Minister of Finance Chang Sheng-ford (張盛和) said yesterday he could not rule out that Chinese banks might buy shares and become board members of some state-run banks in which the government does not hold a 100 percent stake, but added the ministry would do its best to maintain its right to manage the banks and retain its majority stake.
Chang’s remark came after an announcement by SinoPac Financial Holdings Co (永豐金控) on Tuesday that it plans to sign an agreement with the Industrial and Commercial Bank of China Ltd (ICBC, 中國工商銀行) which would allow the Chinese lender to acquire a 20 percent stake in the Taiwanese company’s banking subsidiary, Bank SinoPac (永豐銀行).
SinoPac’s private placement came after the governments on both sides of the Taiwan Strait agreed on Monday to further ease investment caps in each other’s financial institutions to allow greater market access.
Under the relaxed rules, Chinese lenders are allowed to buy up to 10 percent of a listed Taiwanese financial holding company, up to 15 percent of an unlisted financial holding company and 20 percent of a banking subsidiary of a listed Taiwanese financial holding company.
However, the relaxed rules have caused some lawmakers to worry about the government’s stakes in state-owned and state-run banks.
At a meeting of the Finance Committee at the legislature in Taipei yesterday, Chang reiterated that the government would not sell stakes in wholly-owned state banks to Chinese firms.
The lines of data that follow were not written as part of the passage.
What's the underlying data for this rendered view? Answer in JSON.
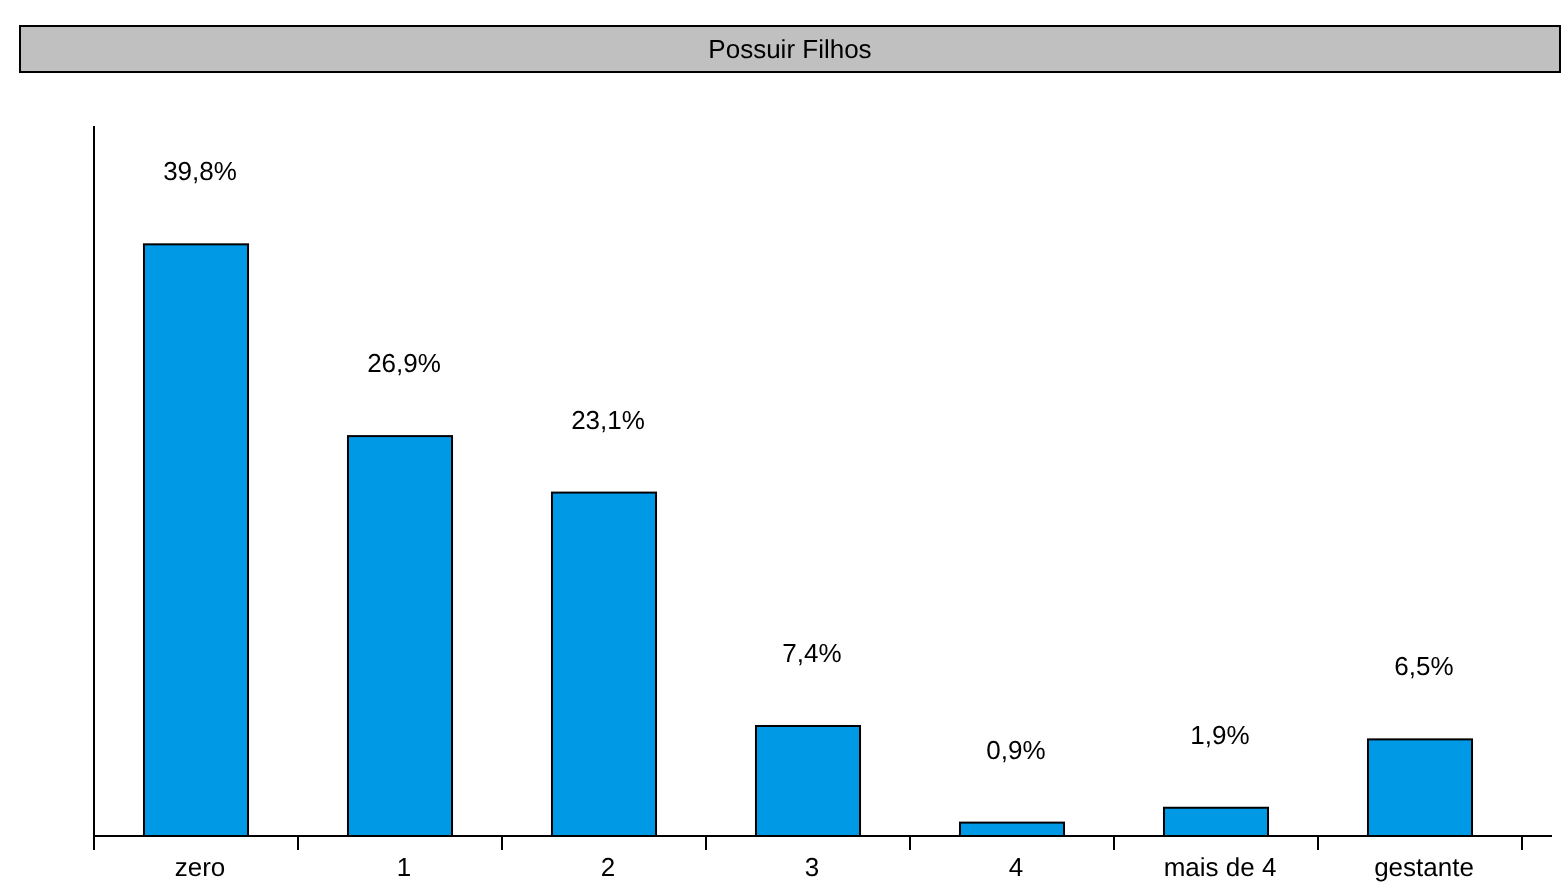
{
  "chart_data": {
    "type": "bar",
    "title": "Possuir Filhos",
    "categories": [
      "zero",
      "1",
      "2",
      "3",
      "4",
      "mais de 4",
      "gestante"
    ],
    "values": [
      39.8,
      26.9,
      23.1,
      7.4,
      0.9,
      1.9,
      6.5
    ],
    "value_labels": [
      "39,8%",
      "26,9%",
      "23,1%",
      "7,4%",
      "0,9%",
      "1,9%",
      "6,5%"
    ],
    "color": "#0099e6"
  }
}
However, for state-run banks in which the government does not hold 100 percent stake, such as Chang Hwa Commercial Bank (彰化銀行), Hua Nan Commercial Bank (華南銀行) and First Commercial Bank (第一銀行), the government would try to maintain its leading position in the banks’ management, he said.
Nevertheless, Chang said he would support state-run banks expanding their branch and office networks in China to increase their market share and competitiveness.
The SinoPac deal, which needs regulatory approval from both sides of the Taiwan Strait, is likely to become the first ever investment in a Taiwanese bank by a Chinese lender. It is valued at about NT$20 billion (US$668 million), SinoPac Financial spokesman Michael Chang (張晉源) said at an investors’ conference late on Tuesday night.
The company is targeting completing the deal by the end of the year, Michael Chang said.
Credit Suisse said yesterday that SinoPac’s strategic alliance with ICBC would help Bank SinoPac — a medium-sized lender with US$300 million in annual profits — build up its operations in China, as well as its yuan-denominated business in Taiwan.
“The breakthrough with ICBC is significant for the bank’s longer-term development,” Credit Suisse analysts Chung Hsu (許忠維) and Michelle Chou (周盈秀) said in a note yesterday.
SinoPac Financial shares closed up 2.8 percent at NT$14.7 yesterday, retreating from as high as NT$15.3 in opening trade, Taiwan Stock Exchange data showed.
So far this year, the shares have risen 18.07 percent, compared with the TAIEX's 3.15 percent increase over the same period.
However, Credit Suisse maintained a "neutral" rating on SinoPac Financial shares. "In the near term, the stock price appears to be fairly valued based on the operational outlook this year and synergies with ICBC are likely to take two to three years to materialize, assuming it is approved by the end of the year," Hsu and Chou said in the note.